Peut-on pécher par excès d’ambition ? A ses dépends, Stonehenge (à ne pas confondre avec son homologue hongrois) tend à le démontrer. Constatez par vous-même : quatre titres oscillant entre 10 et 26 minutes au garrot pour un disque rempli jusqu’à la gueule d’une musique progressive dans laquelle la simplicité n’a jamais été la principale préoccupation.
Mais doit-on pour autant en vouloir à ce groupe français dont les fans attendent cette galette depuis près de vingt ans et ayant connu des galères par palettes entières. Pourtant, le voilà enfin ce galop d’essai éponyme aux couleurs chatoyantes. Se réclamant aussi bien de la mouvance Celtic Folk que de Pink Floyd en passant par Radiohead ou Genesis, le collectif accouche d’un maelström sonore où claviers néo prog, percussions échevelées et guitares stratosphériques érigent un édifice mélodique aux multiples ramifications.
A l’image de son visuel, délicieusement naïf, Stonehenge est un album foncièrement positif qu’aucune onde négative ne vient jamais polluer ni perturber. Si on se doit de souligner la faiblesse des lignes vocales, par moment presque pénibles ("L‘ivresse morte") et principal point à revoir, il convient en revanche d’insister sur le travail de composition et d’arrangements abattu par le quatuor.

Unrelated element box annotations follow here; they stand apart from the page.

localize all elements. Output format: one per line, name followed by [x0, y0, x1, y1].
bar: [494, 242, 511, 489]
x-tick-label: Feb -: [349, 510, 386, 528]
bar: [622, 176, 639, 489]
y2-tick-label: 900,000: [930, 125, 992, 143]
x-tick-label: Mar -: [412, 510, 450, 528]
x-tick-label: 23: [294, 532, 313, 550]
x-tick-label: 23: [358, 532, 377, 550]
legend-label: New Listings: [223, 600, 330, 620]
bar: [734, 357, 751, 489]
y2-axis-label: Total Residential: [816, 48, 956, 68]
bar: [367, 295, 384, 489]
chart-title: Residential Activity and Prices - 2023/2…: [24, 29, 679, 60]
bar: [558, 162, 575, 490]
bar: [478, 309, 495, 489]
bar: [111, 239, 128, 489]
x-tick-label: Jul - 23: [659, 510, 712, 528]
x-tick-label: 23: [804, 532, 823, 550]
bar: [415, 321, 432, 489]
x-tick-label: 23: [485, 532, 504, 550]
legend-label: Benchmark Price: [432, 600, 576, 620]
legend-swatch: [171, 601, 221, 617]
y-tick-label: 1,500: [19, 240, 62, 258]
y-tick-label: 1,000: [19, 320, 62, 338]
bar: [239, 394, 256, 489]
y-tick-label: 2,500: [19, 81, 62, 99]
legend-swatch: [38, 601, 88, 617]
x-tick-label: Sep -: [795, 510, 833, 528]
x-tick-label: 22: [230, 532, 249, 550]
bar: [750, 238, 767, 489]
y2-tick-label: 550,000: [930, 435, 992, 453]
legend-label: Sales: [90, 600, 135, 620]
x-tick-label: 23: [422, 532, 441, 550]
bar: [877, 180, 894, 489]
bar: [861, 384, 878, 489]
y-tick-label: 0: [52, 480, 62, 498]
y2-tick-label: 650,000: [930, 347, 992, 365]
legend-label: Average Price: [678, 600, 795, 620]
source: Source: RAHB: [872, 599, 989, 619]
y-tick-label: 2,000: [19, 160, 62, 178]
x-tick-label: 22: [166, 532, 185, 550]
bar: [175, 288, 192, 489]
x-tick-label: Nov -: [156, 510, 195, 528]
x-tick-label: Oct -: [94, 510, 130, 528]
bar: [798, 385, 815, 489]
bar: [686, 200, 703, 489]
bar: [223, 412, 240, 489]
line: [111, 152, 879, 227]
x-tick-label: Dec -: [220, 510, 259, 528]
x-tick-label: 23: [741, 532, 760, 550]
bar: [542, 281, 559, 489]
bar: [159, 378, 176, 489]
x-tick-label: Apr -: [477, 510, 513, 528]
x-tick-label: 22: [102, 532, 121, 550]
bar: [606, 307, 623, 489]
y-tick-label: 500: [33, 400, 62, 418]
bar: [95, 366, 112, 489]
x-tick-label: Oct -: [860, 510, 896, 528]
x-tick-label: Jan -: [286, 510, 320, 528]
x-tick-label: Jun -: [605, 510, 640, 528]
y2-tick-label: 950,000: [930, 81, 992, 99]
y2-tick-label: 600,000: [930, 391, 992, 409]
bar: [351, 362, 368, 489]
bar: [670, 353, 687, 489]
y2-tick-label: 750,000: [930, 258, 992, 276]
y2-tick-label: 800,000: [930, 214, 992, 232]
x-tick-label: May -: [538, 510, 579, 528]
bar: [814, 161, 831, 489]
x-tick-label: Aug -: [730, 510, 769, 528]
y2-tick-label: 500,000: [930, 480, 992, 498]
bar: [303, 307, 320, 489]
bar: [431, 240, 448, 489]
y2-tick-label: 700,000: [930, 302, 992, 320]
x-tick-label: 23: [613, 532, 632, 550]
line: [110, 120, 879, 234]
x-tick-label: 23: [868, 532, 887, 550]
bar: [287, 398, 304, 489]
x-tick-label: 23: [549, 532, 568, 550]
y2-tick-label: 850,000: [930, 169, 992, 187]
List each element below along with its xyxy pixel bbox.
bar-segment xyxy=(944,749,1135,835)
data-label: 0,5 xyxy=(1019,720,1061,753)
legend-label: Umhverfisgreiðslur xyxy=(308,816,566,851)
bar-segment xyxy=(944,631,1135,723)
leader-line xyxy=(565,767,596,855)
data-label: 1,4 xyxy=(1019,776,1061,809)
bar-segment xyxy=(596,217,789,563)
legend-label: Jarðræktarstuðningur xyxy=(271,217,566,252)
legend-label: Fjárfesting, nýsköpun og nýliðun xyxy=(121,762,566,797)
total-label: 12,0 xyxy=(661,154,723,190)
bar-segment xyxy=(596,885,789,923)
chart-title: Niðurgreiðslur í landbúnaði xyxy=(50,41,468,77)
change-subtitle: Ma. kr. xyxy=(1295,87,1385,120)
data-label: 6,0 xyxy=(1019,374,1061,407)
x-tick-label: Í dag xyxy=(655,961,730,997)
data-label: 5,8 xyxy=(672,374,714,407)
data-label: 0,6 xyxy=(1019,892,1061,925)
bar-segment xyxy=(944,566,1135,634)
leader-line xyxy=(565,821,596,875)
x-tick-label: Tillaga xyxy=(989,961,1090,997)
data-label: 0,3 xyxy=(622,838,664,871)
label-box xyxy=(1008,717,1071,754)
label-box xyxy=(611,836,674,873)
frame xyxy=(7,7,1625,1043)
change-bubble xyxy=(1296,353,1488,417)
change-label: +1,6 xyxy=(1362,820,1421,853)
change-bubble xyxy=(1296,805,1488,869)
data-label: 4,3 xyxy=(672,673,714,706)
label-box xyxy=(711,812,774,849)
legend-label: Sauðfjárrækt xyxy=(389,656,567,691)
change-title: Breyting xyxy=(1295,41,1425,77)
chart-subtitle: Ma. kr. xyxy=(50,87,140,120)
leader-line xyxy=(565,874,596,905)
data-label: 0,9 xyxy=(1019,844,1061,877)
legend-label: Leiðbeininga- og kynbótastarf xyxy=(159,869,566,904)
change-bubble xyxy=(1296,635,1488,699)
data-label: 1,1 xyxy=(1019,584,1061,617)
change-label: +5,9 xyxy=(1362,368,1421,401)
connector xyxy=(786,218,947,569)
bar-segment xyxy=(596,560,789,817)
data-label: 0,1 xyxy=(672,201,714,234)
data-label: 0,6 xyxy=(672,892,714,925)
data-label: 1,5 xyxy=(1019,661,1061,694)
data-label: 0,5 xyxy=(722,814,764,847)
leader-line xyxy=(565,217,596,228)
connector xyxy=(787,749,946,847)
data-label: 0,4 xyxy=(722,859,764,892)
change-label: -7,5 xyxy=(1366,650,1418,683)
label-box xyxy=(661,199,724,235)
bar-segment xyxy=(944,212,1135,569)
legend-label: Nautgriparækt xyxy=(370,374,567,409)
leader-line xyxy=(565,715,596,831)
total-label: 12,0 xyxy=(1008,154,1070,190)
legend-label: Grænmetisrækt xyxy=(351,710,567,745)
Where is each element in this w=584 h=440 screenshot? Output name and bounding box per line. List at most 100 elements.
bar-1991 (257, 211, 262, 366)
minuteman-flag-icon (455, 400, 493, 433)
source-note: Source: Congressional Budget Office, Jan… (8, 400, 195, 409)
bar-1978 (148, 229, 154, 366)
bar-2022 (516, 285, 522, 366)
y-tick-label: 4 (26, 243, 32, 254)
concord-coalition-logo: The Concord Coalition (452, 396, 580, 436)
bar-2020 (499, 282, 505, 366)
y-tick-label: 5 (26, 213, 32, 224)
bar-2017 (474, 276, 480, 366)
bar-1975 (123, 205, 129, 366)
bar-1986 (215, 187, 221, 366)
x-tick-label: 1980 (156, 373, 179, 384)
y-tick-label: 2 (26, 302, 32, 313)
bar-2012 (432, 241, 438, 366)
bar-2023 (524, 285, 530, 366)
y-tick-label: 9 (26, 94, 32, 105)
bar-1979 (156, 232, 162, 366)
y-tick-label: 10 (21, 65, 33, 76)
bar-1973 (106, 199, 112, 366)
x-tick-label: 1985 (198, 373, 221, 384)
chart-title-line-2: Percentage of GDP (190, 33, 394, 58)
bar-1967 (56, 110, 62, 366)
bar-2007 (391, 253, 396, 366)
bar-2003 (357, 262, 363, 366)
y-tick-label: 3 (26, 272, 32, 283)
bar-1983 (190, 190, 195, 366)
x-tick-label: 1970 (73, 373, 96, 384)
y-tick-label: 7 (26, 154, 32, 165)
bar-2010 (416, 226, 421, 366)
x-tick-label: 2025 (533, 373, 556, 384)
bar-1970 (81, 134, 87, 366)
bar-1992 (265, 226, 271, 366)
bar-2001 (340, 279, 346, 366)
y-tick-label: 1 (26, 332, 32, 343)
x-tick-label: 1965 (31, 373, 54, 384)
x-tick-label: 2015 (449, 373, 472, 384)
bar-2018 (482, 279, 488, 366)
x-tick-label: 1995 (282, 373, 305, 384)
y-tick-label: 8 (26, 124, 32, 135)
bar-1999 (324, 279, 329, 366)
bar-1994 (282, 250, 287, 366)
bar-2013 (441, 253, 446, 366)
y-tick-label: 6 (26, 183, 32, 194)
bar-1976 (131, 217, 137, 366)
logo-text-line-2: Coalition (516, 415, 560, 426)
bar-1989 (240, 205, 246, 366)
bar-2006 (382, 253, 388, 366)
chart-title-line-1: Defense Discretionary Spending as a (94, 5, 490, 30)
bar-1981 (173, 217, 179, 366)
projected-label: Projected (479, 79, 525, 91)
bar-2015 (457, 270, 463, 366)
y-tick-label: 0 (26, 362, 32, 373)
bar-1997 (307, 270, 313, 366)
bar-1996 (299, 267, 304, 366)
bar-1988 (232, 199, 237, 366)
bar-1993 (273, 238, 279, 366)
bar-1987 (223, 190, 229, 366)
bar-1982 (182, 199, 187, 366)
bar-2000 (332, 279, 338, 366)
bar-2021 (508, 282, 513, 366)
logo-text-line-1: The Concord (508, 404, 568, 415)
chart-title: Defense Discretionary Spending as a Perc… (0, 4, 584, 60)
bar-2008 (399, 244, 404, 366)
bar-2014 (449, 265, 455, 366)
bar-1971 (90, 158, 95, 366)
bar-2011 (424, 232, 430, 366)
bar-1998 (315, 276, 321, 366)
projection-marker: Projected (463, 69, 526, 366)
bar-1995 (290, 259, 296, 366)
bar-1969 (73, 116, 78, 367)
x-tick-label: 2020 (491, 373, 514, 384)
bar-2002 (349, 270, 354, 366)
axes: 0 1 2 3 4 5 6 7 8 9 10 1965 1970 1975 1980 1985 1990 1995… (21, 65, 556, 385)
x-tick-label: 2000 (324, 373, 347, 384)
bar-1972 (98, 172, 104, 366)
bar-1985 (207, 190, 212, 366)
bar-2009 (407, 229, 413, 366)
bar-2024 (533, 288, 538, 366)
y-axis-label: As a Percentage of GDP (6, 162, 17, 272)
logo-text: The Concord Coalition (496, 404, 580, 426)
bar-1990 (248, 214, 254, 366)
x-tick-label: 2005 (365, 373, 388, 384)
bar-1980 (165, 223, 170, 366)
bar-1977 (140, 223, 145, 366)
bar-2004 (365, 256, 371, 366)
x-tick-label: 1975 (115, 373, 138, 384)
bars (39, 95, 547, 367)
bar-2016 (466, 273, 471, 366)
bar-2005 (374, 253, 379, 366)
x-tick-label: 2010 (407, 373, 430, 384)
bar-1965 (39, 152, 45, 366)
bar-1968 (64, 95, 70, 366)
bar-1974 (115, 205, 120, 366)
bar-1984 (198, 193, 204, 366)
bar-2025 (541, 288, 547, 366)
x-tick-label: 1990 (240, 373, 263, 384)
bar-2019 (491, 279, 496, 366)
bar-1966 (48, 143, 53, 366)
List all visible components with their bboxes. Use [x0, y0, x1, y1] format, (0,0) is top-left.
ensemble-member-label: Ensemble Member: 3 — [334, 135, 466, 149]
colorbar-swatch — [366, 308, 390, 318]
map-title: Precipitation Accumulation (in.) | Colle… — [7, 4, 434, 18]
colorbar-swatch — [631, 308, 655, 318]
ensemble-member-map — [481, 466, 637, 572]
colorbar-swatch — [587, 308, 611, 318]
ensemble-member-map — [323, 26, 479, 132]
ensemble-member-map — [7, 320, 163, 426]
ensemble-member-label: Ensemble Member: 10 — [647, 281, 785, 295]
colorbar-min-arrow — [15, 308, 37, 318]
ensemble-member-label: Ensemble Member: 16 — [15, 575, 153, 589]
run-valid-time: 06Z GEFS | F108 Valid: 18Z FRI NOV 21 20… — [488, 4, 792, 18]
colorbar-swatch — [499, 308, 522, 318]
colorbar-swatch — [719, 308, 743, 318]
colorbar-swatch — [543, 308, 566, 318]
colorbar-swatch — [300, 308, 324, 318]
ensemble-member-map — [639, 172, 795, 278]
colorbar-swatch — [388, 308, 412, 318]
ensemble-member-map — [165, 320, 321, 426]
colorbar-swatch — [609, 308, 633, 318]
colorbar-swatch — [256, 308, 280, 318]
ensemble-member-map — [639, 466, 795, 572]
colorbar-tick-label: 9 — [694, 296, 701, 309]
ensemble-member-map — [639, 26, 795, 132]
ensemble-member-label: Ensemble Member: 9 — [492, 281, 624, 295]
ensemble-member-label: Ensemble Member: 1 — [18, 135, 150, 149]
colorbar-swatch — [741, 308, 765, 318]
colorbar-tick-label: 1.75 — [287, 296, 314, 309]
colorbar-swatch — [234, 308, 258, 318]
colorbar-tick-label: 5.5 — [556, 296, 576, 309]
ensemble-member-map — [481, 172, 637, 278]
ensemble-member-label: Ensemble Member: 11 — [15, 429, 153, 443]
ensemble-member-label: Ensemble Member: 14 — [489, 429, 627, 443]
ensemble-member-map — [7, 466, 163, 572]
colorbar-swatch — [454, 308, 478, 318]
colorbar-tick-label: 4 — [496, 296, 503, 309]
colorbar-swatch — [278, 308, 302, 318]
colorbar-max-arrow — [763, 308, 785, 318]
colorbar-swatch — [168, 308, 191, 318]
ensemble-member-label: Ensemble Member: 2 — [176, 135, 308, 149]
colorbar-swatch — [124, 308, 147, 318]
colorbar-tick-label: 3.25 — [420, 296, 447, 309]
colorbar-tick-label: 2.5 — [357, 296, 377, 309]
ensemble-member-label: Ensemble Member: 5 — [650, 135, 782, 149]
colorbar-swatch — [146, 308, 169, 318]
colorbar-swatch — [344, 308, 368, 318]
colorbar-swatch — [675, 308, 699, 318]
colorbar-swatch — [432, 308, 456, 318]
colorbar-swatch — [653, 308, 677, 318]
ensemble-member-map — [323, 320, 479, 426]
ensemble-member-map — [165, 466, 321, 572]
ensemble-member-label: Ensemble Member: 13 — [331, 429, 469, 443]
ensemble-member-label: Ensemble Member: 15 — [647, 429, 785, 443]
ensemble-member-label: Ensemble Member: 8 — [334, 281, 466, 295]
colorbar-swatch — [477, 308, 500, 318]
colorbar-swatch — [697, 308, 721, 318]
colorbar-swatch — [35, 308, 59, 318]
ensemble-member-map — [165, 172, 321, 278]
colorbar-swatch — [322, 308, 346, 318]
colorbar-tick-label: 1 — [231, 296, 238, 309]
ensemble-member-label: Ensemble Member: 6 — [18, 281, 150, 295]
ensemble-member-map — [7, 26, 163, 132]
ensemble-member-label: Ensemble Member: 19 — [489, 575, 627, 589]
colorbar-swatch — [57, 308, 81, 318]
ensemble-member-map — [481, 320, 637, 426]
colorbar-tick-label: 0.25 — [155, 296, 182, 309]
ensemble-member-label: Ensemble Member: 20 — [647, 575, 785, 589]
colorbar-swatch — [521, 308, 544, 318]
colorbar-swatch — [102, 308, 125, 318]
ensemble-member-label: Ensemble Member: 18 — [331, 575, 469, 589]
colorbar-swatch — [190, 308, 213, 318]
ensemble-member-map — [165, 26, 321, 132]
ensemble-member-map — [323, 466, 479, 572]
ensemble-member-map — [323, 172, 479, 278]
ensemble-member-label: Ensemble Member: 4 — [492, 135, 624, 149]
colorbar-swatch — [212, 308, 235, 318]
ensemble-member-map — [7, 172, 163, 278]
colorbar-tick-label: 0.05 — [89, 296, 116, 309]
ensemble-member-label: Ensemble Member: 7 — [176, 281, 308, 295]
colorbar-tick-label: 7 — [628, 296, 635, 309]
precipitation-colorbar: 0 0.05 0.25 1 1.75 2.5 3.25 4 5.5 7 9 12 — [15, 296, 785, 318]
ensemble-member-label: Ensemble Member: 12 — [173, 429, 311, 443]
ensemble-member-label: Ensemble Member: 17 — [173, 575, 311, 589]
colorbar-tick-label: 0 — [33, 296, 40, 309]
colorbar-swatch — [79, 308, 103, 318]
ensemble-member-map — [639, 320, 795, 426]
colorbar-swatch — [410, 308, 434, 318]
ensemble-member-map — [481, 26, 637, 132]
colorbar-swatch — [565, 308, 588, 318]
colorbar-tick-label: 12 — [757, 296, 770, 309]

Digérer cette heure et demie de musique n’est donc pas chose aisée et il n’est pas impossible que certains décrochent en route car s’enfiler les quatre pistes d’un bloc nécessite attention et patience. Rien que la première pièce, du haut de ses 26 minutes, est à elle seule plus riche que des albums entiers, long voyage vers les étoiles quasiment instrumental qui se suffit à lui-même et éclabousse de sa réussite les trois plages suivantes à la prise de son moins chaleureuse. Parmi celles-ci, citons le trip cosmique "2L 3" eux effluves floydiennes évidentes. Non sans réussite, les Français y ravivent tout un pan de la musique progressive antédiluvienne. A la fois fluides et complexes, ces titres sont comme des rampes de lancement ouvertes sur l'Absolu.
A l’heure du tout jetable, du aussitôt consommé aussitôt oublié, il est réconfortant de voir un groupe ne pas opter pour la facilité. De fait, Stonehenge, autant le groupe que l’album, parait franchement anachronique. C’est néanmoins ce qui fait son charme et sa valeur. Nous leur pardonnerons donc d'avoir trop voulu en faire mais moins une certaine prétention énervante. De plus, l'œuvre souffre tout de même d'avoir été, semble-il, conçue sur une très (trop) longue période. Cela étant, les amateurs du genre devraient s'y sentir comme dans de bonnes vieilles pantoufles.